New York: Researchers have discovered that a compound found commonly in grape skins and red wine affects the immune systems of dogs in different ways.
The researchers believe that the findings could eventually lead to the use of the red wine compound, resveratrol, in treatments of cancer and other diseases in dogs and humans.
"This study makes it clear that resveratrol does cause the immune systems of dogs to change," said Sandra Axiak-Bechtel, assistant professor in oncology at University of Missouri College of Veterinary Medicine in the US.
"We found that resveratrol simultaneously causes dogs` immune systems to increase and decrease in different ways," Axiak-Bechtel noted.
"If we can better understand why resveratrol makes these changes and learn to control them, the chemical may have valuable uses in treatments of cancer and other diseases in dogs and humans," she explained.
For their study, Axiak-Bechtel, and colleagues added resveratrol to canine blood and measured innate immune system function.
They found that resveratrol caused the stimulated white blood cells to release more pro-inflammatory and fewer anti-inflammatory cytokines, which are signals cells use to communicate with each other during infection and inflammation.
These cytokines point to a stimulated immune system.

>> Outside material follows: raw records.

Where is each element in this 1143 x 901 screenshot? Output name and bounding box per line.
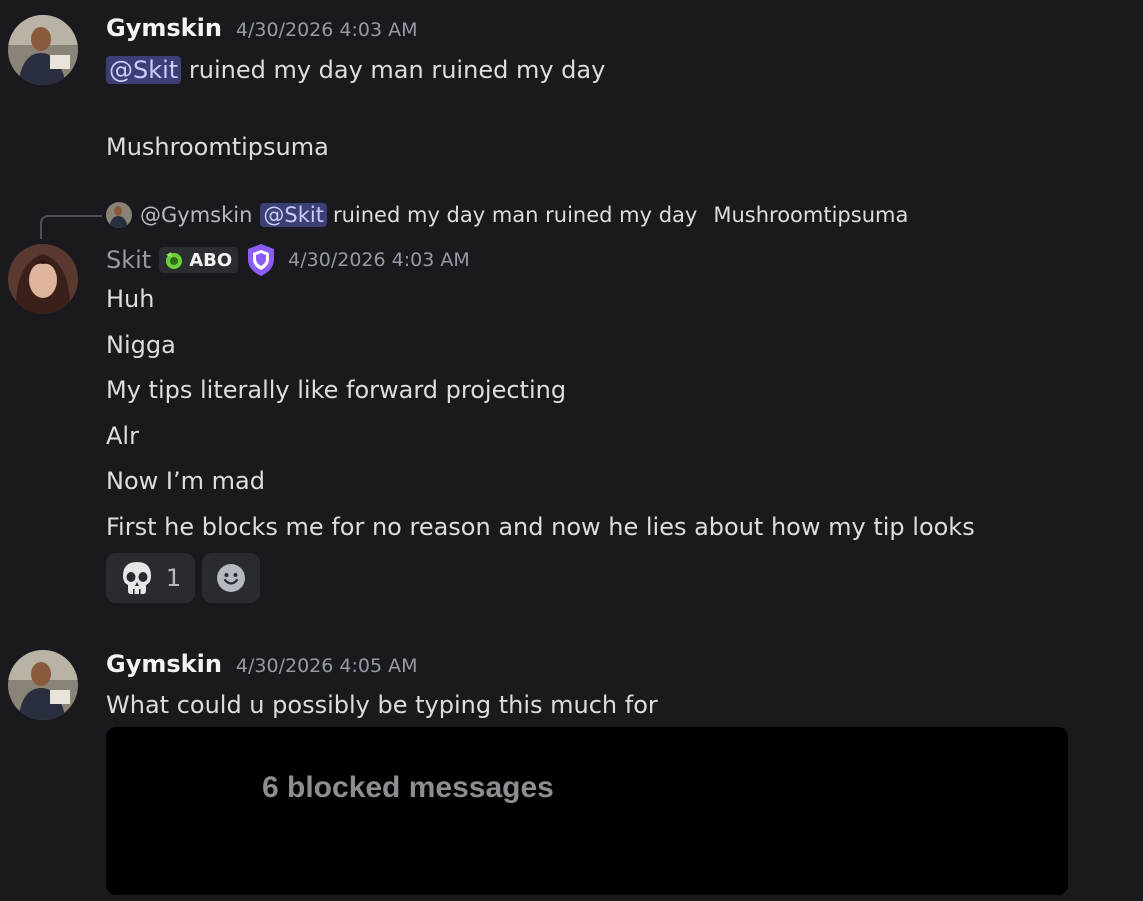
reply-preview[interactable]: @Gymskin @Skit ruined my day man ruined … — [106, 202, 908, 228]
avatar[interactable] — [8, 650, 78, 720]
message-text: Mushroomtipsuma — [106, 133, 329, 161]
reaction-skull[interactable]: 1 — [106, 553, 195, 603]
message-line: Huh — [106, 285, 155, 313]
avatar[interactable] — [8, 244, 78, 314]
blocked-messages-panel[interactable]: 6 blocked messages — [106, 727, 1068, 895]
reply-author[interactable]: @Gymskin — [140, 203, 252, 227]
message-line: My tips literally like forward projectin… — [106, 376, 567, 404]
user-mention[interactable]: @Skit — [106, 56, 182, 84]
user-mention[interactable]: @Skit — [260, 203, 327, 227]
reaction-count: 1 — [165, 564, 182, 592]
timestamp: 4/30/2026 4:05 AM — [235, 655, 418, 677]
skull-icon — [120, 560, 154, 596]
message-text: What could u possibly be typing this muc… — [106, 691, 658, 719]
blocked-messages-label[interactable]: 6 blocked messages — [262, 771, 554, 805]
message-line: First he blocks me for no reason and now… — [106, 513, 975, 541]
timestamp: 4/30/2026 4:03 AM — [235, 19, 418, 41]
message-text: ruined my day man ruined my day — [188, 56, 606, 84]
avatar[interactable] — [8, 15, 78, 85]
add-reaction-icon — [216, 563, 246, 593]
message-line: Now I’m mad — [106, 467, 265, 495]
guild-tag-icon — [163, 249, 185, 271]
guild-tag[interactable]: ABO — [159, 247, 239, 273]
reply-text-2: Mushroomtipsuma — [713, 203, 909, 227]
message-line: Nigga — [106, 331, 176, 359]
username[interactable]: Gymskin — [106, 14, 222, 42]
username[interactable]: Gymskin — [106, 650, 222, 678]
guild-tag-label: ABO — [189, 249, 233, 271]
add-reaction-button[interactable] — [202, 553, 260, 603]
username[interactable]: Skit — [106, 246, 151, 274]
shield-icon[interactable] — [246, 243, 276, 277]
message-line: @Skit ruined my day man ruined my day — [106, 54, 605, 86]
reply-spine — [40, 215, 102, 239]
reply-text: ruined my day man ruined my day — [332, 203, 698, 227]
timestamp: 4/30/2026 4:03 AM — [288, 249, 470, 271]
message-line: Alr — [106, 422, 139, 450]
reply-avatar — [106, 202, 132, 228]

However, the researchers also observed a decrease in the ability of neutrophils, which are immune cells that help fight diseases, to kill bacteria.
This points to decreased immune system strength, Axiak-Bechtel said.
"Seeing a decrease in neutrophil function typically means an immune system is losing the ability to kill invaders like bacteria," Axiak-Bechtel noted.
"It is clear that resveratrol is having a distinct effect on how the immune system reacts, but we still do not fully understand how this reaction can be best used to fight disease," Axiak-Bechtel said.
"Once we have a better understanding of this process, resveratrol could be a valuable supplementary treatment in fighting diseases like cancer," she pointed out.
This study was published in the journal Veterinary Immunology and Immunopathology.